Supreme Court: Patent Law Treds Into Political World of Outsourcing

Pellegrini Patent Figure

Gerald Pellegrini is an inventor in Worcester, Massachusetts.  For the past few years, he has been engaged in a patent dispute with Analog Devices, headquartered in Norwood, Massachusetts.  Now, the case has reached the United States Supreme Court.


Outsourcing of manufacturing and other jobs continues at an unprecedented pace, resulting in the loss of a great many jobs in the United States. American companies often retain their nerve center in the U.S., but delegate the physical labor to employees and contractors located abroad. Foreign outsourcing allows American companies to reduce their payroll and tax burden, and to avoid the more stringent U.S. environmental requirements. Now, the Court of Appeals for the Federal Circuit (CAFC) has offered an interpretation of the patent statute that provides American companies another incentive to outsource — avoidance of U.S. patent laws. Under the CAFC’s interpretation of the patent act, companies that would ordinarily be guilty of patent infringement can now copy patented products with impunity by simply shifting the manual labor of manufacturing outside the U.S.

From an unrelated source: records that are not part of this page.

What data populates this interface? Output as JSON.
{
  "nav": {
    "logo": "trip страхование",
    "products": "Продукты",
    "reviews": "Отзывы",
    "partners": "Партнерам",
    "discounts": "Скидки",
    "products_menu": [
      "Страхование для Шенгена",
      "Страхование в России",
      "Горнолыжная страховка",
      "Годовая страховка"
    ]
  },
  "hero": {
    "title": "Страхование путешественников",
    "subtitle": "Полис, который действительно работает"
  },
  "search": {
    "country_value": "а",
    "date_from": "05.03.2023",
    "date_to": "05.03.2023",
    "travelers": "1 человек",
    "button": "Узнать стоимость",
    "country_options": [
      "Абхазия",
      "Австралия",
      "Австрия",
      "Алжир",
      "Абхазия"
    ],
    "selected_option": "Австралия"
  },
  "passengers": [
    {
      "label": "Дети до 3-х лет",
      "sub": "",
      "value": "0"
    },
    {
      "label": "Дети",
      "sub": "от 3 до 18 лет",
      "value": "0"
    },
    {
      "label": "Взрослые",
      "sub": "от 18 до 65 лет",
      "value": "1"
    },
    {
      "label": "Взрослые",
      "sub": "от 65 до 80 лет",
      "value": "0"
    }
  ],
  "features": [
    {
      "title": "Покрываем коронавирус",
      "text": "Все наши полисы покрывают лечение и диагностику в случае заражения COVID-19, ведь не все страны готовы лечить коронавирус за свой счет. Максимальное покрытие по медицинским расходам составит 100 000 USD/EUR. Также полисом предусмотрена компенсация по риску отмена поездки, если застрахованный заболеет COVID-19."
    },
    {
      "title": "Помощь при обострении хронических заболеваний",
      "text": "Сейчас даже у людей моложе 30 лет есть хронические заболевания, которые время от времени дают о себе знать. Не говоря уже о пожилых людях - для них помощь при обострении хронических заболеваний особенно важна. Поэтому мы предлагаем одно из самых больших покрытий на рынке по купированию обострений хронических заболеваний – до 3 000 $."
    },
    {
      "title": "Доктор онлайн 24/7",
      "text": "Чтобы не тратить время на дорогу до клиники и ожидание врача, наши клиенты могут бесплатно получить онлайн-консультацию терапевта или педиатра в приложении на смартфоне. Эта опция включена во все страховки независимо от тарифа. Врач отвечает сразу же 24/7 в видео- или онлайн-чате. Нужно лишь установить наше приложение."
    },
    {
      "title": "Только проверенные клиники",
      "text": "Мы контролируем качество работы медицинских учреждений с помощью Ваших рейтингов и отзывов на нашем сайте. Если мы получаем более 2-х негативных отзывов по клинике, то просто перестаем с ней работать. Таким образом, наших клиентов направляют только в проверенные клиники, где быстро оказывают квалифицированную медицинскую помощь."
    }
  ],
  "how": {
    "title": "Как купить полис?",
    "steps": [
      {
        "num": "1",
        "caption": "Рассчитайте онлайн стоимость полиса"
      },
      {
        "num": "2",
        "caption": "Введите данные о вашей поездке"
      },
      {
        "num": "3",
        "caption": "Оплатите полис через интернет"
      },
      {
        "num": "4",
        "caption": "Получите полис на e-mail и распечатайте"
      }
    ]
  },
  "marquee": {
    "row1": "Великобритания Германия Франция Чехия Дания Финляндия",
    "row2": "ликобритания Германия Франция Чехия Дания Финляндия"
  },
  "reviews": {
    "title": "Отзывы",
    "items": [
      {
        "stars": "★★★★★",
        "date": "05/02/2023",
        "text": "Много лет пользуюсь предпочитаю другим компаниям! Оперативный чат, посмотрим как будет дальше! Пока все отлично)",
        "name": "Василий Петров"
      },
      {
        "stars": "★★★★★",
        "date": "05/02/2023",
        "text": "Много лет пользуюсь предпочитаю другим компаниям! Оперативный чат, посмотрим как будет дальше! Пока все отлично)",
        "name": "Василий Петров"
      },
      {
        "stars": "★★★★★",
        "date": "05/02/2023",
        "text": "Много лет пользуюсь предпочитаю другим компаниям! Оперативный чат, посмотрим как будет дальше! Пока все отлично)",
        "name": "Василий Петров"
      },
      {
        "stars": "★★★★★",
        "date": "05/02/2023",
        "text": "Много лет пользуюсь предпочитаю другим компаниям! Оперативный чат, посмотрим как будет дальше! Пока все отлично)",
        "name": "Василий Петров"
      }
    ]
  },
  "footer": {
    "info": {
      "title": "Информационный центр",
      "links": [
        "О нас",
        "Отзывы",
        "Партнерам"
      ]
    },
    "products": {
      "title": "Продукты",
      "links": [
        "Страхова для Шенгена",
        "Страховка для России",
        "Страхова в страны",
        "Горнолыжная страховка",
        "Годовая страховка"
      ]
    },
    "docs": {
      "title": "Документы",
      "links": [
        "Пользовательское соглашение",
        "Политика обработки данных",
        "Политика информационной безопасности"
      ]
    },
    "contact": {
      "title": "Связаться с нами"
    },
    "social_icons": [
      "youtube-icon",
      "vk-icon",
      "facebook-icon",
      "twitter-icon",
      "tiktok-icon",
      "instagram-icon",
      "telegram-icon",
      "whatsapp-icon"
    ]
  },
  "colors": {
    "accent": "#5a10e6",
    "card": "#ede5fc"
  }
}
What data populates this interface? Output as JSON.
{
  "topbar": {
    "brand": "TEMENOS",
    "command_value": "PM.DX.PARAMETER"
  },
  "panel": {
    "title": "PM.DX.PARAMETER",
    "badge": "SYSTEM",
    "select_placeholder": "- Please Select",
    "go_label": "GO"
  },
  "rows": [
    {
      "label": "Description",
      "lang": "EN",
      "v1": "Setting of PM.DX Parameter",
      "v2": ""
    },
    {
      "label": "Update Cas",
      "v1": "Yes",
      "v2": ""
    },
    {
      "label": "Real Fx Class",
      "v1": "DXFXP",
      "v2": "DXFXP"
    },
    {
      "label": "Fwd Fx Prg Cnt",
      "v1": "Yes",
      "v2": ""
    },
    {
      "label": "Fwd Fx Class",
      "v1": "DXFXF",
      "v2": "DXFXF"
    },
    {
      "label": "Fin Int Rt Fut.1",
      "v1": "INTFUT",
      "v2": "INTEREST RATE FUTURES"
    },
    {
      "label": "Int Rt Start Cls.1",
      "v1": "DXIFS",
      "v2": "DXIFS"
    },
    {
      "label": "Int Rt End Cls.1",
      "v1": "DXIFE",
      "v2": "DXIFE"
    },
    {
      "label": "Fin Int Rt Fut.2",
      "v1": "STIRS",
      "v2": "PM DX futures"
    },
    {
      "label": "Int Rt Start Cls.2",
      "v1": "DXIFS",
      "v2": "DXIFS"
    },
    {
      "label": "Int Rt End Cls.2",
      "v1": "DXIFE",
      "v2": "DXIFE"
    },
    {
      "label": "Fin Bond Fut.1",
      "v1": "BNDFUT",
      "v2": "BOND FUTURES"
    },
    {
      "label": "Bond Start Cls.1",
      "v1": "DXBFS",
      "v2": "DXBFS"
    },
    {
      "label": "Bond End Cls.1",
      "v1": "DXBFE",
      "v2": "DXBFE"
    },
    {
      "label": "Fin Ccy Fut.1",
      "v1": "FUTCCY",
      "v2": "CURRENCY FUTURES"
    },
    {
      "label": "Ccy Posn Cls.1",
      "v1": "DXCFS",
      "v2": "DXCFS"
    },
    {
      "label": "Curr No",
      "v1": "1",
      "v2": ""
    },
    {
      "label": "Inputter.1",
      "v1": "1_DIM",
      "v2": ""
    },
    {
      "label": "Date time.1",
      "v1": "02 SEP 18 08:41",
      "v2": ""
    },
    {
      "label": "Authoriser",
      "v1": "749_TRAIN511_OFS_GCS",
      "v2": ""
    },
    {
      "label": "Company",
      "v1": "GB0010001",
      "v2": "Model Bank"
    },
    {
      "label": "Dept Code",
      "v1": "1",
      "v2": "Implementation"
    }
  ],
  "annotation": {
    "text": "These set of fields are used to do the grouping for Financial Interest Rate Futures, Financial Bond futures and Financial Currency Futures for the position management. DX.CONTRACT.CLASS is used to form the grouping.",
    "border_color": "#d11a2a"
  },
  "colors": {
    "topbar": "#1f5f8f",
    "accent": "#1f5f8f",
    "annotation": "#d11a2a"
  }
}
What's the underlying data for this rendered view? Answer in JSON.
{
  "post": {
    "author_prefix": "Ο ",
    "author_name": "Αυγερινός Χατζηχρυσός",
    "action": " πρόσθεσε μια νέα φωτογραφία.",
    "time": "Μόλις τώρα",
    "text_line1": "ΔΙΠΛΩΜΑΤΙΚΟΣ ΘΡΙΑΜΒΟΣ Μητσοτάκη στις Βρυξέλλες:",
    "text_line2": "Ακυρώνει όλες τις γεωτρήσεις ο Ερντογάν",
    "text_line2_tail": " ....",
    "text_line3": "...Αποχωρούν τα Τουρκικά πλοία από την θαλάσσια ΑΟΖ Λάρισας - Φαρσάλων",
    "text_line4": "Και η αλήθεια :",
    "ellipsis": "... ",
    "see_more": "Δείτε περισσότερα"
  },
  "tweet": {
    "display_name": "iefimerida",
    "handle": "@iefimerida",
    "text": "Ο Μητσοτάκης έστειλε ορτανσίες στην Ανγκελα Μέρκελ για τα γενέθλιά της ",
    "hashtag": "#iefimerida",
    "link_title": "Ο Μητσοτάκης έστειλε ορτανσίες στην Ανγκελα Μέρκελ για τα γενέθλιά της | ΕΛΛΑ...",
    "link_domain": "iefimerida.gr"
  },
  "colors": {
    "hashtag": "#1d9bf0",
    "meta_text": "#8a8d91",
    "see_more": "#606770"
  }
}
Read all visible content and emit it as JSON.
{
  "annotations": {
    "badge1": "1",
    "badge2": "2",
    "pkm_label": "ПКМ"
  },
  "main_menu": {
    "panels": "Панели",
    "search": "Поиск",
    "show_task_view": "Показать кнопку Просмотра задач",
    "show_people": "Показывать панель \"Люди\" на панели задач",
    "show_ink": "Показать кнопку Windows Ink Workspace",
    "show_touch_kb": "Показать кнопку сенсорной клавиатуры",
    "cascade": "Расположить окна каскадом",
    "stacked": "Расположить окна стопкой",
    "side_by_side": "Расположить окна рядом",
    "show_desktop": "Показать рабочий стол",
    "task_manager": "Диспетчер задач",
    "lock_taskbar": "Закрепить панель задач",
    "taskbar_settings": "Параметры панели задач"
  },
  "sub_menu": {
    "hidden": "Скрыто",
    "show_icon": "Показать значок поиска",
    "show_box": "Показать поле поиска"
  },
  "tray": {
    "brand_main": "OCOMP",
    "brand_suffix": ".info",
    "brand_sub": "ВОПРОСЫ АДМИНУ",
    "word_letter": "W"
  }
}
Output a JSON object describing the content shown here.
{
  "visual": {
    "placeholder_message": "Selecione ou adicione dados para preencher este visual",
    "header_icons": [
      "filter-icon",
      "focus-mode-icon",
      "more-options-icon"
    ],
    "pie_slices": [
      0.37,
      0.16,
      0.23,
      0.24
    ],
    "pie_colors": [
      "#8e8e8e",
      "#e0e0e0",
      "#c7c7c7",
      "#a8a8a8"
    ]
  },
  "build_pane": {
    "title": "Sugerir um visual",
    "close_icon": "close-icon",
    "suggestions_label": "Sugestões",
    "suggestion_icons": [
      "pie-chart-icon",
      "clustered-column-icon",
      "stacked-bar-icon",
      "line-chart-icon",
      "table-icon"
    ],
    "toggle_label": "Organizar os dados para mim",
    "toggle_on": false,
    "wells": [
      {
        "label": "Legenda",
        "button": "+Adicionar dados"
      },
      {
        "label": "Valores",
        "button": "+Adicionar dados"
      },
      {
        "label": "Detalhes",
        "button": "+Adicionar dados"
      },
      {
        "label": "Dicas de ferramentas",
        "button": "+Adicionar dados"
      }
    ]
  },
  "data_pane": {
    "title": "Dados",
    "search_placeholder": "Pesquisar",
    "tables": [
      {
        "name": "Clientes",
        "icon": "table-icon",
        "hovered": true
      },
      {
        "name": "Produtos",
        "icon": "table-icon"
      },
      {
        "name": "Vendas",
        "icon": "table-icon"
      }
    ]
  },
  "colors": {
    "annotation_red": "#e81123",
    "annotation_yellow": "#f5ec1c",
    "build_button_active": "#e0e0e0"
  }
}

Gerald Pellegrini, inventor of a specialized motor drive circuit, has taken steps to challenge the CAFC’s opinion as legally wrong and also bad public policy. Last week, Pellegrini filed a petition asking the U.S. Supreme Court to hear an appeal of the Analog Devices case. This patent infringement lawsuit, originally filed by Pellegrini in 2002, was partially dismissed because Analog’s accused products were manufactured by subcontractors outside the United States and were never physically present in the United States. Pellegrini is asking the Supreme Court to rule that a company who manufactures and sells components of a patented product from the U.S. cannot avoid liability for infringement simply by using outside foundries to fabricate their products.

The statute at issue is 35 U.S.C. Section 271(f)(1). This statute was enacted twenty years ago to prevent U.S. companies from avoiding patents by supplying components for foreign assembly.